I quickly thought about the other alternatives. Could I somehow disconnect the air conditioning unit from the top of the RV? Would I have to make myself smaller by deflating my tires in order to get out of Boston? That is when I noticed a slight dip in the road to the right hand side of the road. I slowly inched forward as my wife got out once again to survey the situation. This time however she was not able to get a level view of the top of our motor-home. 11 feet on the other hand seemed absolutely impossible. Fortunately there was enough room here for the cars taking the exit to go around me without any problem and so I took my time.
We all held our breath thinking of our monstrous vehicle as a tiny Austin-Mini. We envisioned ourselves as the smallest little vehicle and held our breaths as we inched forward. Once again we heard our antennae smack the overpass above us which seemed to break our concentration. A silent prayer went out as I continued to inch forward hoping not to hear the air conditioning unit as it was ripped off of the top of our beastly vehicle.

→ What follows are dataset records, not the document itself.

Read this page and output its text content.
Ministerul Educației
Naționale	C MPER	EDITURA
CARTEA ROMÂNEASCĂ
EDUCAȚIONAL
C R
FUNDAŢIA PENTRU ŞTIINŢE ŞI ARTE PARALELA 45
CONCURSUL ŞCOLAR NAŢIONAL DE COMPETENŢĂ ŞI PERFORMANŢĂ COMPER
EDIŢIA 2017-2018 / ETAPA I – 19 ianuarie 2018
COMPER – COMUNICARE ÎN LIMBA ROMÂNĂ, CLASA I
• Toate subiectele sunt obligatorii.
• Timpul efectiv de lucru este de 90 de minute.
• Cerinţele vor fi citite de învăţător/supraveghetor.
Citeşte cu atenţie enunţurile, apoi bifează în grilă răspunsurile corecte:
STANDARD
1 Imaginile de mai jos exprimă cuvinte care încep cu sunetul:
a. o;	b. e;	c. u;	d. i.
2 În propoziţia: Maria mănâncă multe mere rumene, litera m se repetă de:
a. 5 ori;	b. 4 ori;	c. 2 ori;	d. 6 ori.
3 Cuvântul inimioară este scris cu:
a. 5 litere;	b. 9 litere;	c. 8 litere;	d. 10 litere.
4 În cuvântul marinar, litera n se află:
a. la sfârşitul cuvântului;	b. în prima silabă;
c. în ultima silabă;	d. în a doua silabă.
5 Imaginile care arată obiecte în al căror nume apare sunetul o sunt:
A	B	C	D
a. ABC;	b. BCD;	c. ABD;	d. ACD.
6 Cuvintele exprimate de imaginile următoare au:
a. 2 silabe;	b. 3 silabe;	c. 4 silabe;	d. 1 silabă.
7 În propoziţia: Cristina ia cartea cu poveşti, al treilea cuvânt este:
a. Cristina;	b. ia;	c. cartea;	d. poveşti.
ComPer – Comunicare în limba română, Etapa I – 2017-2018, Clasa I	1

To my absolute astonishment we went under the overpass and nothing fell on the ground behind me. It was indeed a miracle and our silent prayers were answered. We knew that this was indeed a sign that Boston was no place for an RV and no place for us. I promised myself at that moment that if I ever return to Boston in the future, I would fly there and have someone else do the driving. As I redirected my female GPS to a place far from this city, I only hoped that this time she would find me a route with no overpasses. Thanks to this incident I had nightmares about overpasses. For weeks later I had to recoil my head into my shoulders like a scared tortoise as I passed under each and every overpass.